Stand November 2009
Gefährliches Indien
Schreie, Gefechtslärm – dann wieder unheimliche Ruhe. Über dem Kinosaal hängt die Angst, eine ganz andere Angst, als ursprünglich im Film beabsichtigt war. Aus  der James-Bond-Fiktion von „Ein Quantum Trost“ war binnen weniger Minuten reale Todesangst geworden.

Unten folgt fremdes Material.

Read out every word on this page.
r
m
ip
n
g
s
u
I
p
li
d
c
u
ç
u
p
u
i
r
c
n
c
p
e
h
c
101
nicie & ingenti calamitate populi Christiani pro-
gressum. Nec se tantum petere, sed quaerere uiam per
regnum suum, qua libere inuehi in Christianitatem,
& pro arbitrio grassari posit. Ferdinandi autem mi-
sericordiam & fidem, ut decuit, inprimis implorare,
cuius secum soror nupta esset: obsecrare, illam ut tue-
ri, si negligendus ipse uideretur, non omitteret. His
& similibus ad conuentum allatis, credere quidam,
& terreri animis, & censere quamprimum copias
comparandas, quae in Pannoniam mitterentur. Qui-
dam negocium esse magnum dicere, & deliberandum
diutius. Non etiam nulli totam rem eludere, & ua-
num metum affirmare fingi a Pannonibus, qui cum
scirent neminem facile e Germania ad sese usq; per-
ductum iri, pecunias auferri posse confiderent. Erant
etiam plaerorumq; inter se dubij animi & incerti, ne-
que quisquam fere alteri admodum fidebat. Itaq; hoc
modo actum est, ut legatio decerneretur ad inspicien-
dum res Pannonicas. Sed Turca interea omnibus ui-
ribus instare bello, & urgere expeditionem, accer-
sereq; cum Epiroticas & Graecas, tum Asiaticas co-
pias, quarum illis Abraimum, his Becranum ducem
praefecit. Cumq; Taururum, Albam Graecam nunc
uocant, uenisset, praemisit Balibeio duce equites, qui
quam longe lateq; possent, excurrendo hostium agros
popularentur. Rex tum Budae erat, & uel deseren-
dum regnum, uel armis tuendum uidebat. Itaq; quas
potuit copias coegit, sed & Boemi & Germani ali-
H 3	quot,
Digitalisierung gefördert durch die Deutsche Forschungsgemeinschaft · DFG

„Wir wollten in Bombay den neuen James-Bond-Film ansehen. Und plötzlich war alles anders. Wir waren in dem Kino gefangen. Draußen ging alles drunter und drüber“, erinnert sich Josephine Wandel an diese traumatischen Tage. Die damals 19-jährige Abiturientin aus Kleinmachnow musste zwei Tage in Todesangst leben. „Die Terroristen hielten gezielt Ausschau nach hellhäutigen Touristen. Es hätte jeden von uns treffen können. In den Medien hieß es ja immer, die Angreifer wären nur in den beiden Luxushotels und in der jüdischen Synagoge gewesen. Das stimmt aber nicht. Nach unseren Beobachtungen hatten sie sich an vielen Stellen der Stadt verschanzt“, so Josephine Wandel.
Zwei Tage Todesangst
Zwei Tage mussten die Kinobesucher warten. Dann war es den indischen Sicherheitskräften erst gelungen, die Angreifer aus den meisten Gebieten der westindischen Wirtschaftsmetropole mit ihren 13 Millionen Einwohnern zu drängen. Bis die Hotels schließlich durch eine Elitetruppe befreit werden konnten, dauerte es 50 Stunden. Fast 200 Menschen fielen den Anschlägen muslimischer Terroristen zum Opfer. Darunter waren viele Ausländer. Über 600 Menschen waren damals verletzt worden.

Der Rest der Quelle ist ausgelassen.